Le président a l’habitude de prendre son temps pour choisir ses Premiers ministres : 51 jours s’étaient écoulés entre le départ de Gabriel Attal en juillet et l’arrivée de Michel Barnier en septembre. Mais cette fois-ci, il voulait aller vite et avait même abrégé sa visite en Pologne jeudi pour « gagner du temps » et « rentrer dès que possible à Paris ». Toutefois, à peine rentré, la décision fut repoussée au lendemain matin. Tard dans la nuit, à 22h30, France Télévisions apprenait qu’un entretien était programmé à 8h30 le lendemain entre le Président et François Bayrou, pressenti pour occuper Matignon.

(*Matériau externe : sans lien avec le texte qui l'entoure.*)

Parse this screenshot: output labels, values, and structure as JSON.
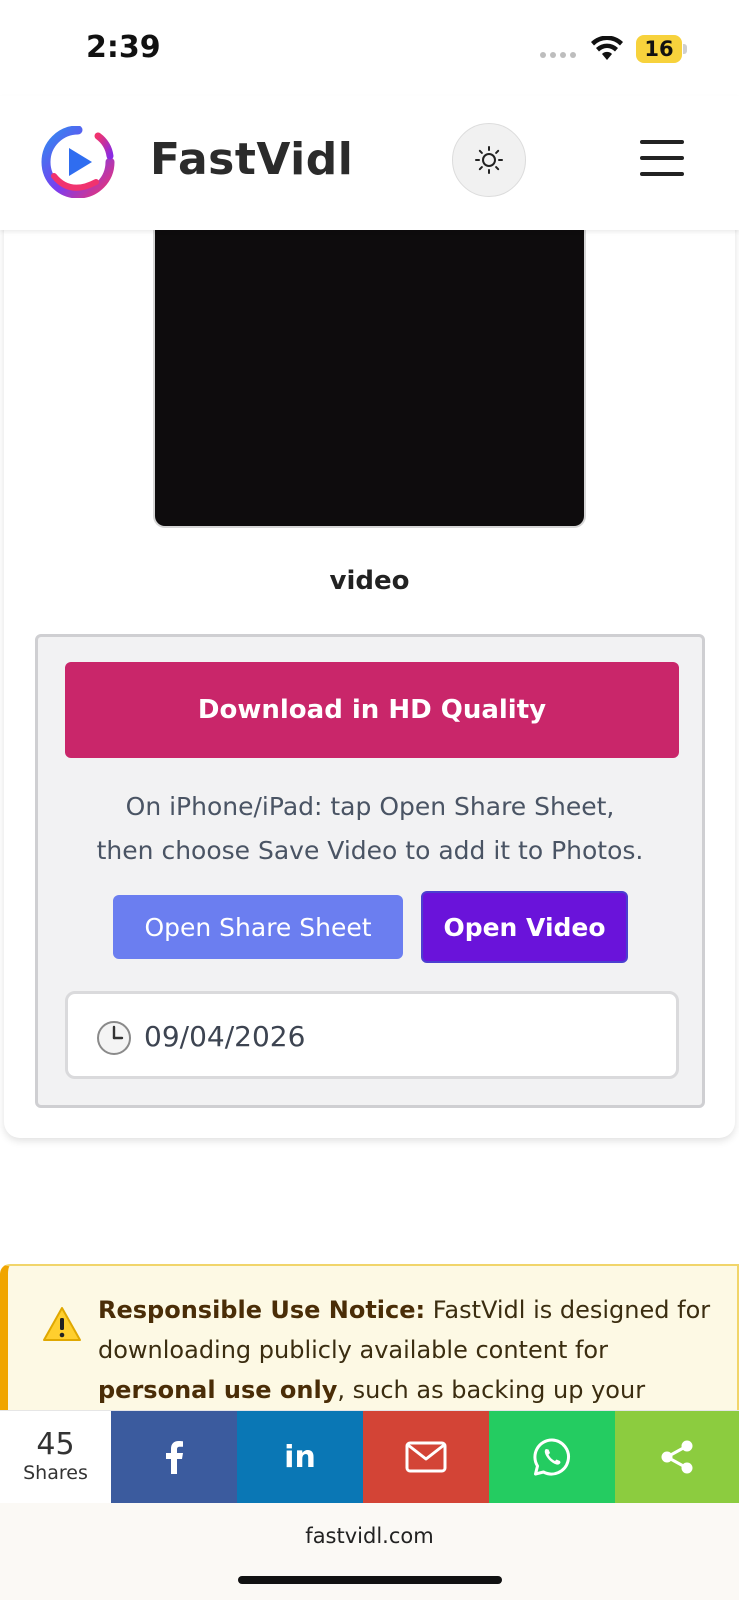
{
  "status_bar": {
    "time": "2:39",
    "battery": "16"
  },
  "header": {
    "brand": "FastVidl",
    "icons": {
      "logo": "fastvidl-logo-icon",
      "theme": "sun-icon",
      "menu": "hamburger-menu-icon"
    }
  },
  "main": {
    "video_title": "video",
    "download_button": "Download in HD Quality",
    "instruction_line1": "On iPhone/iPad: tap Open Share Sheet,",
    "instruction_line2": "then choose Save Video to add it to Photos.",
    "share_sheet_button": "Open Share Sheet",
    "open_video_button": "Open Video",
    "date": "09/04/2026"
  },
  "notice": {
    "heading": "Responsible Use Notice:",
    "text1": " FastVidl is designed for downloading publicly available content for ",
    "bold2": "personal use only",
    "text2": ", such as backing up your"
  },
  "share_bar": {
    "count": "45",
    "count_label": "Shares",
    "linkedin_label": "in"
  },
  "address_bar": {
    "url": "fastvidl.com"
  },
  "colors": {
    "hd_button": "#c9266a",
    "share_sheet": "#6b7ef0",
    "open_video": "#6a13da",
    "facebook": "#3b5b9e",
    "linkedin": "#0a77b5",
    "email": "#d34436",
    "whatsapp": "#24cc61",
    "share": "#8ccc3f"
  }
}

« Des tensions dans les discussions »
Vendredi matin, François Bayrou, leader du MoDem, se présente à l’Élysée pour son entretien avec Emmanuel Macron. Cette entrevue, prolongée sur deux heures, aurait été « très tendue », d’après France Télévisions. « Les retours de cet échange étaient mauvais, on disait que cela s’était mal déroulé et que ça avait été éprouvant », confie Nicolas Turquois, député MoDem, à 42mag.fr.
À sa sortie, François Bayrou reste silencieux. Aucune déclaration n’est faite à ses proches et du côté de l’Élysée, aucune confirmation officielle n’émerge. Cette indécision redonne espoir aux autres prétendants potentiels comme Bernard Cazeneuve ou Roland Lescure. « L’option Lecornu gagne du terrain », déclare une source proche du président.
François Bayrou a tout de même tenté de persuader le président, allant jusqu’à menacer de retirer le soutien des 36 députés MoDem de la majorité présidentielle. « Beaucoup ont œuvré pour écarter François Bayrou », regrette Richard Ramos, un autre député MoDem, ajoutant que Bayrou aurait lancé un ultimatum à Macron : « Si ce n’est pas moi, je reprends ma liberté ». Emmanuel Macron demeure cependant indécis.
Des incertitudes à l’apaisement chez les centristes
Pendant que l’entretien se poursuit, l’installation d’un tapis rouge à Matignon laisse présager une passation imminente, bien que l’identité du nouveau Premier ministre reste énigmatique. Sur place, même les techniciens ne savent pas quelle hauteur de micro régler.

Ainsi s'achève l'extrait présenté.